Imagine the local community charged me an annual fee of 10x that, $5,000, but in exchange gave me “local vouchers” which could only be spent locally and had an expiry date. If I buy my ski gear, the lift passes and eat locally, I will easily use the money. Then it is not a tax. If I am an absentee owner, do not use the vouchers and they expire, it is a tax. In both cases, the local community benefits.
Of course, there is a second degree of difficulty when it comes to rental property. Bear with me, not least because one of the wise minds who writes for Wired magazine has shared some well argued thoughts on the way local currencies could stimulate local economies and communities. See: “Say farewell to the Pound: millennials using the blockchain could lead to local currencies, “ by Amos Mieri, Mar 17.
Another potential positive outcome would be on the local vs. internet battle. A recent topic in Switzerland has been how people will “browse locally”, to understand and decide on a possible purchase and then use the Internet to source this at the best possible price. This consigns the locals to a role as an unpaid showroom.
Timing is everything. With some form of “paper vouchers” the thought above would be as awkward as the Luncheon Vouchers of my youth. The advent of digital offers a great ease of administration. The availability of DLT could potentially make this super easy.
Imagine our mountain community, Obervaz, collects 5’000 Swiss Francs from us and all the other non-residents with second homes. Digital technology would enable them to share my account and transaction details via an App and the Web.

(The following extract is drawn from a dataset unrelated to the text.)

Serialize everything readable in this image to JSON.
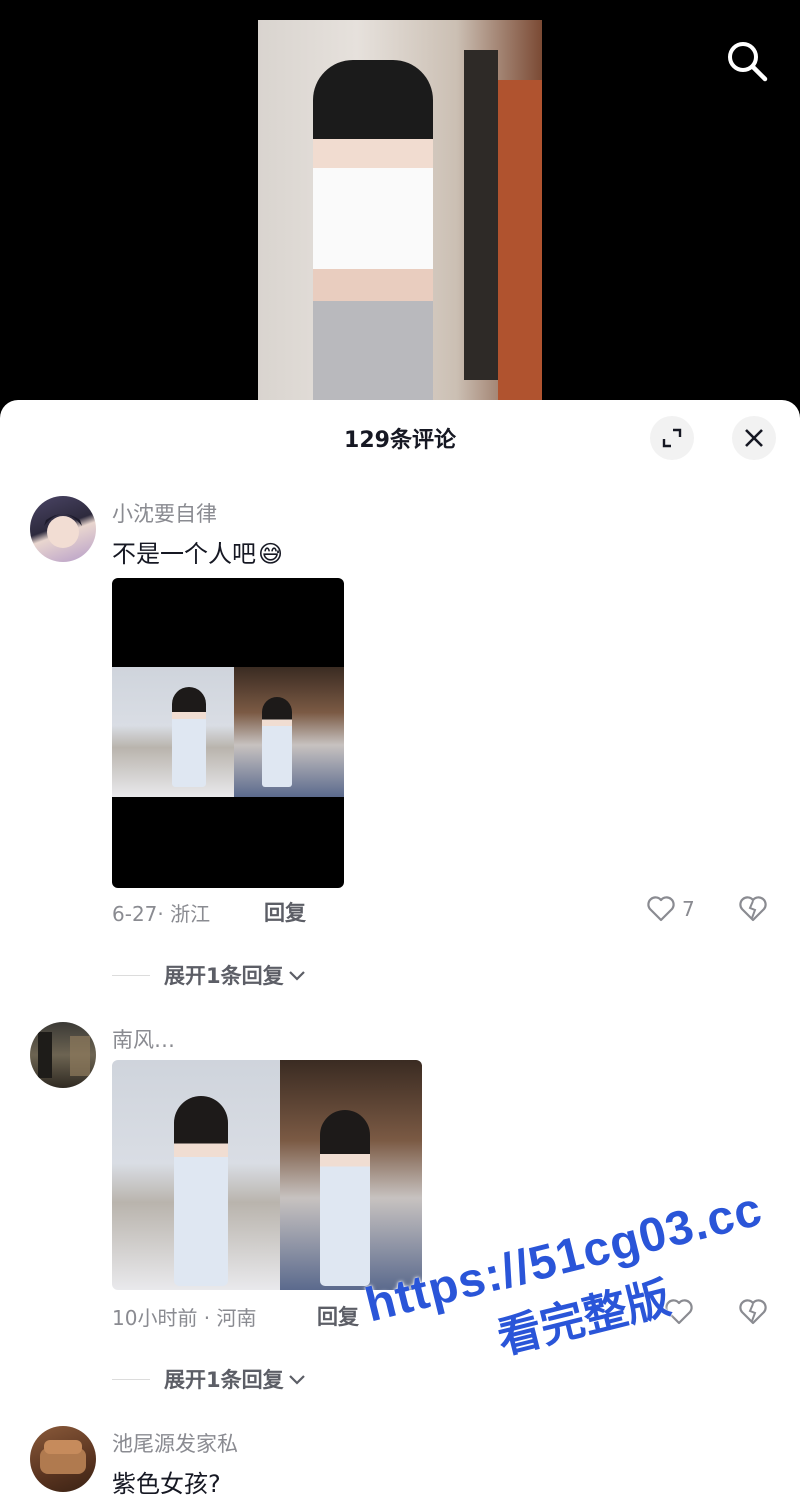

The same technology could easily enable me to share some of that balance with guests who might use the house in the ski season. So, that means that second home owners are all on a level playing field, whether they only use the place themselves, rent out systematically, or have occasional house guests.
Now add DLT to the mix. Specifically, smart contracts. A major admin burden of “local” or “alternative” currencies such as Luncheon Vouchers or even the old Travellers Cheques (Gen X’ers and Millennials, please Google), was the unwashed items in circulation. The smart contract ability that DLT offers would allow for an expiry date on my balance.
“Use it or lose it”. Any unused balance at the end of the 2017 ski season expires and is returned to the community. At that point, it is a tax.
Lessons to be Learned: The combination of “local tax” with “local digital currency” could do a lot to support the local community. It could:
- Drive more money to be spent locally; this is really good. See the Wired article for details of the multiplier effect of local spending vs. shopping at big chain stores
- Ensure that there is a local contribution from absentee owners and landlords
- Help re-dress the rather worrying trend of browsing locally and then going on-line to get the cheapest deal
With that said, some caution is needed. Any form of local currency, even the old Luncheon Vouchers and Swiss Bankers’ Travellers’ Cheques, has something called “issuer risk”.